Cutlet
['kʌtlɪt] or ['kʌtlət]
解釋/意思:
(n.) A piece of meat, especially of veal or mutton, cut for broiling.
整理:丽纳
解釋/意思:
n. a slice of meat cut off for cooking esp. of mutton or veal—generally the rib and the meat belonging to it.
奥尔多手打
例句/造句/用法:
- And here's the cutlet! 查理斯·狄更斯. 我們共同的朋友.
- I thought you liked boiled chicken better than cutlet, Mrs.
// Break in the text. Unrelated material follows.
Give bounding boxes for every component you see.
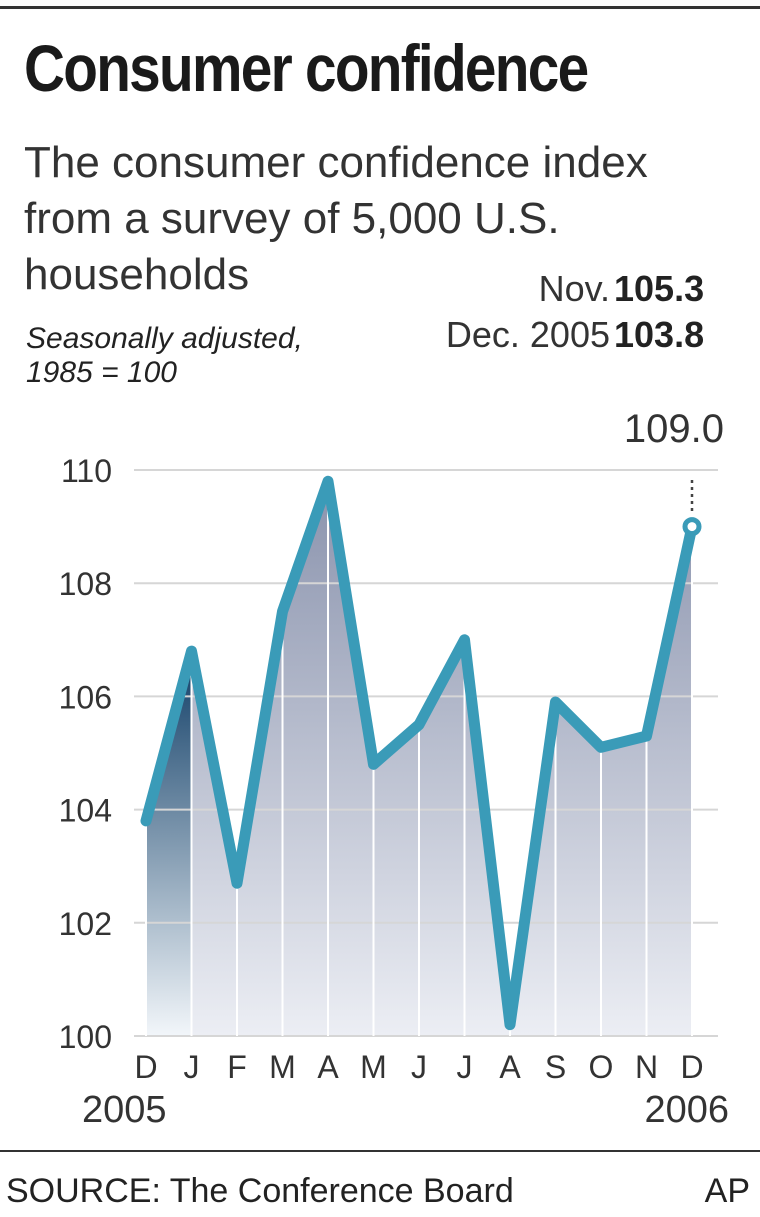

Vesey? 威爾基·柯林斯. 白衣女人.
- Wery good little dinner, sir, they can get ready in half an hour--pair of fowls, sir, and a weal cutlet; French beans, 'taturs, tart, and tidiness. 查理斯·狄更斯. 匹克威克外傳.
- After some discussion on the relative merits of veal-cutlet, sweetbread, and lobster, a decision was pronounced in favour of veal-cutlet. 查理斯·狄更斯. 我們共同的朋友.
- And they fought for veal-cutlets out of a silver basket. 查理斯·狄更斯. 遠大前程.
- At my own house I had turtle cutlets fried; they were perfectly good, and tasted like turtle. 威廉K.大衛. 智者、化學家和偉大醫生的秘密.
- I don't know when I've known him make a better one, and he's ordered a good dish of cutlets for his lunch. 亞瑟·柯南·道爾. 福爾摩斯歸來記.
- Come, Pip, said Joe, persuasively, if there warn't no weal-cutlets, at least there was dogs? 查理斯·狄更斯. 遠大前程.